Small Business Server Price Comparison

We looked at two other servers to see where the AC100s stands in the value equation, and it compares pretty well to the competition. A traditional entry-level server from Dell -- the PowerEdge T110 II -- sports a typical mid-tower design. We configured it to match the specs of the AC100 as close as possible. Memory and storage were on par, minus the hot-swappable HDs, making the biggest differentiator the processor.

Equipped with a slower Intel Xeon E3-1220, 3.1 GHz processor, the system lists for $1,603. Upgrading to a significantly faster Intel E3-1230, 3.2 GHz processor adds $60 to the bottom line.

The HP Proliant MicroServer has a similar form-factor to the Acer, but nowhere near the horsepower. It's equipped with only an AMD Turion II Neo N40L 1.5 GHz processor, 8GB of RAM, and dual 500GB hard drives configured in a RAID 1 array (RAID 5 is not an option). This comes housed in non-hot-pluggable drive bays and saddled with a minuscule 150W power supply.

The Proliant offers a 1-year, next-business-day parts replacement warranty, but no onsite support. This configuration will cost you just slightly less than $1,000.

Bottom Line

If you're in the market for a powerful, yet inconspicuous server, that has the capability to meet your small business server needs, then the AC100 deserves a closer look. One of the most powerful servers available at this price point, the low-maintenance AC100 doesn't require a dedicated server room, and it offers enough expandability to grow with your business.

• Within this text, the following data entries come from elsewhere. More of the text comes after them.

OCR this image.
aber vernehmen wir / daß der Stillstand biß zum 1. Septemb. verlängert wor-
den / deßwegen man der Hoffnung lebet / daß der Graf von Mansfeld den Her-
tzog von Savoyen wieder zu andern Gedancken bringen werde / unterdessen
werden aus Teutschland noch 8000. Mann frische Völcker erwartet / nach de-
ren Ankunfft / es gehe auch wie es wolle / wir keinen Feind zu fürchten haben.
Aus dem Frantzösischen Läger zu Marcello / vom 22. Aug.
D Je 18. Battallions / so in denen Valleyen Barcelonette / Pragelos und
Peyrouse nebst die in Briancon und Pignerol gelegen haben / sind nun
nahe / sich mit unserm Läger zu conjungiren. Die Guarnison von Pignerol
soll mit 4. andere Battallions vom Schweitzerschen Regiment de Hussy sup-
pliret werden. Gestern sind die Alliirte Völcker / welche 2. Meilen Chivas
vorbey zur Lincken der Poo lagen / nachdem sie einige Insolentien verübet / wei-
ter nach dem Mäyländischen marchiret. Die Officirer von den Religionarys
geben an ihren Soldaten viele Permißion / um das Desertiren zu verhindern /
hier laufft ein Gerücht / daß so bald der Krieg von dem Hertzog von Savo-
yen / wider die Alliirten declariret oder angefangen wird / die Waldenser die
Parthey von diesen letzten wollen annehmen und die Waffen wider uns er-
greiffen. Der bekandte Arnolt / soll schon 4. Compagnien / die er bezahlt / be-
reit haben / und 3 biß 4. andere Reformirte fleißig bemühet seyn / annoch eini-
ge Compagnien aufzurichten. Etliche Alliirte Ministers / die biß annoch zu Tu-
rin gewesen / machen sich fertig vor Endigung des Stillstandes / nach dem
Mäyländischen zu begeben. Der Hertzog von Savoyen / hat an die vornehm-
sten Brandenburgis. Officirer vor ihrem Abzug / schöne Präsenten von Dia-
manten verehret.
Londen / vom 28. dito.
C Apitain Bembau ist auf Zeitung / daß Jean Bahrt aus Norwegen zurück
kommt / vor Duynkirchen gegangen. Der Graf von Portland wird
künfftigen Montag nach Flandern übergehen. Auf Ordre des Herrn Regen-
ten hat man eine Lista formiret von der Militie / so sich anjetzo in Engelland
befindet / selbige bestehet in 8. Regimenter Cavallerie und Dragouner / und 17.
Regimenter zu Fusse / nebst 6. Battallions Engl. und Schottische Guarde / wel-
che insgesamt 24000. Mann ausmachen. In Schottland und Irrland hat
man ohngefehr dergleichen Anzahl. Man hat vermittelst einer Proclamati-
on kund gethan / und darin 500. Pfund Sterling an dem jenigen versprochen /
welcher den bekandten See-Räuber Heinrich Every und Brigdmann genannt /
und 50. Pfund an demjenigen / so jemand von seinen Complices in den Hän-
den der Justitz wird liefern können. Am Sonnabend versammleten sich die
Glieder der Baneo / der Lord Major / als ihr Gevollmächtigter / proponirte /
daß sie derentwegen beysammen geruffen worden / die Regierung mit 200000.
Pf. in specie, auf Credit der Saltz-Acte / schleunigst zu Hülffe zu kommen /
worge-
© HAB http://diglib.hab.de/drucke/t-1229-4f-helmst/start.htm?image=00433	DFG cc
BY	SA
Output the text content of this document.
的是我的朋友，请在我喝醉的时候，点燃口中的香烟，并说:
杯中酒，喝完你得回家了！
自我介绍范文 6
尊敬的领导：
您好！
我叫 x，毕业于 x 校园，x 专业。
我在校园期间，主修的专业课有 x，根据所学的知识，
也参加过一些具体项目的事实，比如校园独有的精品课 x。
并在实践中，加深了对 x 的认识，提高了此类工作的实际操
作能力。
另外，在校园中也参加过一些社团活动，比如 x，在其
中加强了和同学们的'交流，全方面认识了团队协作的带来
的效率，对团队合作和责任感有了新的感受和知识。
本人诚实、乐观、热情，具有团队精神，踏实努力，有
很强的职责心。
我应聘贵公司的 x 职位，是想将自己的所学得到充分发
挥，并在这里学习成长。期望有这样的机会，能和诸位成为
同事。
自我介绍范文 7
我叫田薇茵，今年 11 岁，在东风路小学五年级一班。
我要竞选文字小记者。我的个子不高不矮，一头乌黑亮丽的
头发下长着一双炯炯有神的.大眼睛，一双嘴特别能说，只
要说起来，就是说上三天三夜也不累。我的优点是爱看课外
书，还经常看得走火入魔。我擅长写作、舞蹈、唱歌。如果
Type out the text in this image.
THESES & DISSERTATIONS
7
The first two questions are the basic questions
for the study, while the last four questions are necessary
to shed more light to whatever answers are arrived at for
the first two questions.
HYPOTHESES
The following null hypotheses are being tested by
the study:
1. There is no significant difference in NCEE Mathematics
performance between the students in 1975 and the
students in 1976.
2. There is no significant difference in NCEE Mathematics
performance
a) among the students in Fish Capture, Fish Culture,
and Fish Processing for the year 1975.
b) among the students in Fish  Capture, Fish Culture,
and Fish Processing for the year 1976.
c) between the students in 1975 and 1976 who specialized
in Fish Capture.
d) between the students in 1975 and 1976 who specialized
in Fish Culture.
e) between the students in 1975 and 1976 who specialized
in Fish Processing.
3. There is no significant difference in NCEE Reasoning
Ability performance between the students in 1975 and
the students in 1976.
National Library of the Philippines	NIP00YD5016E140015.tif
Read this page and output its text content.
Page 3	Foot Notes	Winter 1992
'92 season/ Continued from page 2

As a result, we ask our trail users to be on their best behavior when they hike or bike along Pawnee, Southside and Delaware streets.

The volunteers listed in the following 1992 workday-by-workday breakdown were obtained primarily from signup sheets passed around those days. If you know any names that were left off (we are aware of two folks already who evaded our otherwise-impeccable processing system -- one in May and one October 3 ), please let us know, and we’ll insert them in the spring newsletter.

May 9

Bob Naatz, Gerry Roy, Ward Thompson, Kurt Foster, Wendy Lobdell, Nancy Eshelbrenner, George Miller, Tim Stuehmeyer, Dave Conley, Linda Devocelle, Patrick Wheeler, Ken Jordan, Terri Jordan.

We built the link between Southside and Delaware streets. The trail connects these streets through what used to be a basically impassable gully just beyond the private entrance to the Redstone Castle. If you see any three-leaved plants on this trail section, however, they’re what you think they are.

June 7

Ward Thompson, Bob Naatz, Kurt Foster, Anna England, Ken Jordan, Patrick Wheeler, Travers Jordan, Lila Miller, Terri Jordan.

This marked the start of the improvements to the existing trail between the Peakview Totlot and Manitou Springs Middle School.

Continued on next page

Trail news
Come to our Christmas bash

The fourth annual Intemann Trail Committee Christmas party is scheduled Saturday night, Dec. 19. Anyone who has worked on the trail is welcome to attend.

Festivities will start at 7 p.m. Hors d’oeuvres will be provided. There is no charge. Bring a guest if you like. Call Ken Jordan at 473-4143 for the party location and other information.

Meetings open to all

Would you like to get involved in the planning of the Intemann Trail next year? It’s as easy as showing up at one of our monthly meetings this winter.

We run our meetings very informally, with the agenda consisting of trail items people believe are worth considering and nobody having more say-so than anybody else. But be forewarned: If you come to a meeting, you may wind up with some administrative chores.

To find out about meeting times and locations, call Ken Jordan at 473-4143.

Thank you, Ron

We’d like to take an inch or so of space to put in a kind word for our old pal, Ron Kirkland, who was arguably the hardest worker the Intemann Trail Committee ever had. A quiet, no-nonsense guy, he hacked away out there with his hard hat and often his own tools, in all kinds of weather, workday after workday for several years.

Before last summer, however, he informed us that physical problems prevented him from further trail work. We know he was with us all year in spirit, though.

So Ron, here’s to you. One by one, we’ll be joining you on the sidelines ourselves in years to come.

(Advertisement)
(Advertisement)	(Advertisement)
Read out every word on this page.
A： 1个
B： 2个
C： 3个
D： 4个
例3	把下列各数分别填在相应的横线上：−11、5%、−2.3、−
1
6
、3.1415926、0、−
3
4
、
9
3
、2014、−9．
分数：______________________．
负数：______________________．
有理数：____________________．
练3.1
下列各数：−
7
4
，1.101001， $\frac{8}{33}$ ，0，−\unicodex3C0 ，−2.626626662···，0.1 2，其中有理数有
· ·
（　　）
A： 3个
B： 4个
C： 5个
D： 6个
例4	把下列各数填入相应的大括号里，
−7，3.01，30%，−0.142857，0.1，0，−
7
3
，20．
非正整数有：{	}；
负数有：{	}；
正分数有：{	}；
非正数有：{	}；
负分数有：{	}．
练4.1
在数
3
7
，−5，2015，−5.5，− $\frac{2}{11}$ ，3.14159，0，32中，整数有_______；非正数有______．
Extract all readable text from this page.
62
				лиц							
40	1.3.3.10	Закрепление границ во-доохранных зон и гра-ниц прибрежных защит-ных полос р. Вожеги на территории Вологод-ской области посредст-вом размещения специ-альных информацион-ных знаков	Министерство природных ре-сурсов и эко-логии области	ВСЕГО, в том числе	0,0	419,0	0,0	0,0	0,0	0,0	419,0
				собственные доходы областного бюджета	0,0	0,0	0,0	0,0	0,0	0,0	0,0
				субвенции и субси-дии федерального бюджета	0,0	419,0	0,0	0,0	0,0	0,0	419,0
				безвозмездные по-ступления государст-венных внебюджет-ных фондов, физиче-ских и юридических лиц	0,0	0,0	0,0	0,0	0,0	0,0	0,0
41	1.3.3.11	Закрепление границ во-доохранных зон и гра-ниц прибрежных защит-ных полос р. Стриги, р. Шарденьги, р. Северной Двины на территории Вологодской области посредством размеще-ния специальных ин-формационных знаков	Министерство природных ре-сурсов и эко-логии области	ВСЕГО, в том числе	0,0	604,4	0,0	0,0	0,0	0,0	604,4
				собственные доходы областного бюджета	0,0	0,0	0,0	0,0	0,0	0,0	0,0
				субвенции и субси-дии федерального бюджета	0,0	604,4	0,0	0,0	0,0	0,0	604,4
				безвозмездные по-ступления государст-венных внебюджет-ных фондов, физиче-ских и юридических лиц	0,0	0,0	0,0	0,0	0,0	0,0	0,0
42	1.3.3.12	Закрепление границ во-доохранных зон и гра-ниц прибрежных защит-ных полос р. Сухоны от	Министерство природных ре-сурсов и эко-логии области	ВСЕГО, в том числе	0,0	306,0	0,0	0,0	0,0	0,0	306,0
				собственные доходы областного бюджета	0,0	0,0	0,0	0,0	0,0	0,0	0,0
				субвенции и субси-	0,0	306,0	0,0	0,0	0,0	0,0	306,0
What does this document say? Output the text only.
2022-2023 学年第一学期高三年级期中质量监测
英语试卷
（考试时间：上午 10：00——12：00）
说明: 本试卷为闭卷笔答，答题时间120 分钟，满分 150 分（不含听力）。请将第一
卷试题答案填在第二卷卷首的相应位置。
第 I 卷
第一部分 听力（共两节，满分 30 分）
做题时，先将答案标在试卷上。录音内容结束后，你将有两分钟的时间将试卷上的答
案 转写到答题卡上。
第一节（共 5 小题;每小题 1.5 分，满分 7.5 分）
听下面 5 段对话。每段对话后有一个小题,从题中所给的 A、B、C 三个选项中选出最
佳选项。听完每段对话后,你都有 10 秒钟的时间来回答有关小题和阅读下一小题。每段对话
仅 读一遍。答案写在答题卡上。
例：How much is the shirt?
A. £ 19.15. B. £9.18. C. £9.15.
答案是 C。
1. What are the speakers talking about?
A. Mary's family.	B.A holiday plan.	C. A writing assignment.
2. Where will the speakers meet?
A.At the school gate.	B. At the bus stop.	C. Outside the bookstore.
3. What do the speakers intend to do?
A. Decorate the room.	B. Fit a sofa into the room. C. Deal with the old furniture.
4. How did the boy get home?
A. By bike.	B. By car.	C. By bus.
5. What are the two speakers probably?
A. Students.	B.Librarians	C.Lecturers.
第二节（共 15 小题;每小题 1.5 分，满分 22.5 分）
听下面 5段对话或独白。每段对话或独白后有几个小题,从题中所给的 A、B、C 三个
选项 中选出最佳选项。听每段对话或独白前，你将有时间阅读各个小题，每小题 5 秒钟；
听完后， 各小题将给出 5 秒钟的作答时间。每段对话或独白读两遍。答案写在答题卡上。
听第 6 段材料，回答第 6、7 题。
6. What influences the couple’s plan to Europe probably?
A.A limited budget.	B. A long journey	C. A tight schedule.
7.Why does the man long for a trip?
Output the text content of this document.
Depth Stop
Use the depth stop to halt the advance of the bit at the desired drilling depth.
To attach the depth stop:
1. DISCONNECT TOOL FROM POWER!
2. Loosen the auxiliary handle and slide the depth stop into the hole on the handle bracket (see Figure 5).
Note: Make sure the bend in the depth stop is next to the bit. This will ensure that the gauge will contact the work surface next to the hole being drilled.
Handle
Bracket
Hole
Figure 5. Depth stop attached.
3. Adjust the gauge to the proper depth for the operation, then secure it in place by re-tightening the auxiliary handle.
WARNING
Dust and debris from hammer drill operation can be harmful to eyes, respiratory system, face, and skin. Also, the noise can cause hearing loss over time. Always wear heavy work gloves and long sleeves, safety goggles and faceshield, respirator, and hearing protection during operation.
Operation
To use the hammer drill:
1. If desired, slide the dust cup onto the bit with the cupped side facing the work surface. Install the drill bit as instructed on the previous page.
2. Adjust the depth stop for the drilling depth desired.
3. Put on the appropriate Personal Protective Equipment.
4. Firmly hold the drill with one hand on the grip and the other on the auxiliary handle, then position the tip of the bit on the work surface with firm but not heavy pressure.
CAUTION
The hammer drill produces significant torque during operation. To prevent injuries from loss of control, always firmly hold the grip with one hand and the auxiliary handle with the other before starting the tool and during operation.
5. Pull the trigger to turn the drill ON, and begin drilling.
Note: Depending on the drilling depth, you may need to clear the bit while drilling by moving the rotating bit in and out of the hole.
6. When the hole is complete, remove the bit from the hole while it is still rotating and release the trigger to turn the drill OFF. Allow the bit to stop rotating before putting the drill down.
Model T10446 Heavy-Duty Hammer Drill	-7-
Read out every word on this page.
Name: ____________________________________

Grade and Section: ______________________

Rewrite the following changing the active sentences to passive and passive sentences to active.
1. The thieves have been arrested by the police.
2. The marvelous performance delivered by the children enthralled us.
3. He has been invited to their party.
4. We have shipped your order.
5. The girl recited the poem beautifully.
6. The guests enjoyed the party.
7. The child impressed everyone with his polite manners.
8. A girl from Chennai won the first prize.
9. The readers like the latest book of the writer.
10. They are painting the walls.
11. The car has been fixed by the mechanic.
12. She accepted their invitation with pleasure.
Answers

It's an ideal solution for a small satellite office or for any small business with fewer than 25 users and minimal technical resources. The only real challenge is finding a place to purchase it.

Ronald V. Pacchiano is a systems integrator and technology specialist with expertise in Windows server management, desktop support and network administration. He is also an accomplished technology journalist, writing product reviews, monthly columns and feature stories for both print and Web-based publications.